The fact that there are no certain rules to follow in deciding on an aspect ratio doesn’t necessarily make the decision easier. However, making some of the considerations you have just learned about will hopefully help you find the aspect ratio that best fits your visual concept and film.
What are the origins of the most popular aspect ratios?
4:3 or 1.33:1
This aspect ratio has its origin in the format of standard 35mm motion picture film, as it was most commonly used for shooting movies in the first decades of filmmaking. With the rise of television in the middle of the last century, the dimensions of television screens followed that format. In recent years, some filmmakers rediscovered 4:3 as an aspect ratio of choice for their films.
16:9 or 1.78:1
This is the standard aspect ratio for modern HDTV and is also used as a default for most online players such as YouTube or Vimeo.

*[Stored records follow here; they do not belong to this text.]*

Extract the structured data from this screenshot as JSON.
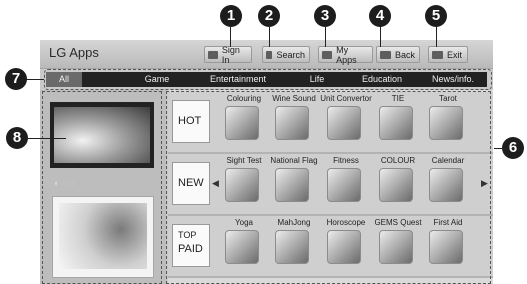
{
  "app_title": "LG Apps",
  "toolbar": {
    "sign_in": "Sign In",
    "search": "Search",
    "my_apps": "My Apps",
    "back": "Back",
    "exit": "Exit"
  },
  "tabs": [
    "All",
    "Game",
    "Entertainment",
    "Life",
    "Education",
    "News/info."
  ],
  "active_tab": "All",
  "callouts": [
    "1",
    "2",
    "3",
    "4",
    "5",
    "6",
    "7",
    "8"
  ],
  "rows": [
    {
      "label_lines": [
        "HOT"
      ],
      "apps": [
        "Colouring",
        "Wine Sound",
        "Unit Convertor",
        "TIE",
        "Tarot"
      ]
    },
    {
      "label_lines": [
        "NEW"
      ],
      "apps": [
        "Sight Test",
        "National Flag",
        "Fitness",
        "COLOUR",
        "Calendar"
      ]
    },
    {
      "label_lines": [
        "TOP",
        "PAID"
      ],
      "apps": [
        "Yoga",
        "MahJong",
        "Horoscope",
        "GEMS Quest",
        "First Aid"
      ]
    }
  ],
  "colors": {
    "callout": "#1d1d1d",
    "tab_bar": "#222222",
    "title_bar": "#c6c6c6"
  }
}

When television began competing with cinemas, filmmakers created widescreen formats so that cinema could stand out against 4:3 TV. Out of that development, 1.85:1 was born. It remains one of the most common aspect ratios for cinema today.
This aspect ratio is often connected to cinematographer Vittorio Storaro, who tried to establish this lesser used format as a universal possibility for cinema and TV in the late 1990s. Nowadays, it is getting more attention as a format for movies and TV series.
2.35:1 and 2.39:1
These aspect ratios are often used interchangeably. Next to 1.85:1, this format is the most common aspect ratio for cinema productions. Its origin stems from shooting films with anamorphic lenses.
What is the difference between 2.35:1, 2.39:1, and 2.4:1?
2.35:1 is the widescreen format when one is shooting with anamorphic lenses on 35mm film; its origin is prior to the 1970s. From then onward, the anamorphic standard subtly changed. Modern anamorphic productions are usually shot and distributed in 2.39:1. In distribution, the format is sometimes rounded up to 2.4:1, for example, for Blu-ray disc releases. 2.39:1 can also be shot with spherical lenses.
Who decides which aspect ratio to pick for a film?
If the film is not a commissioned work, in which the client decides on the aspect ratio, it is usually an agreement between the director, cinematographer, and producer.
Can the aspect ratio be decided on or changed after the film was shot?
Technically yes, but it is advisable to make this decision before shooting, as the aspect ratio of your images strongly affects your shot compositions.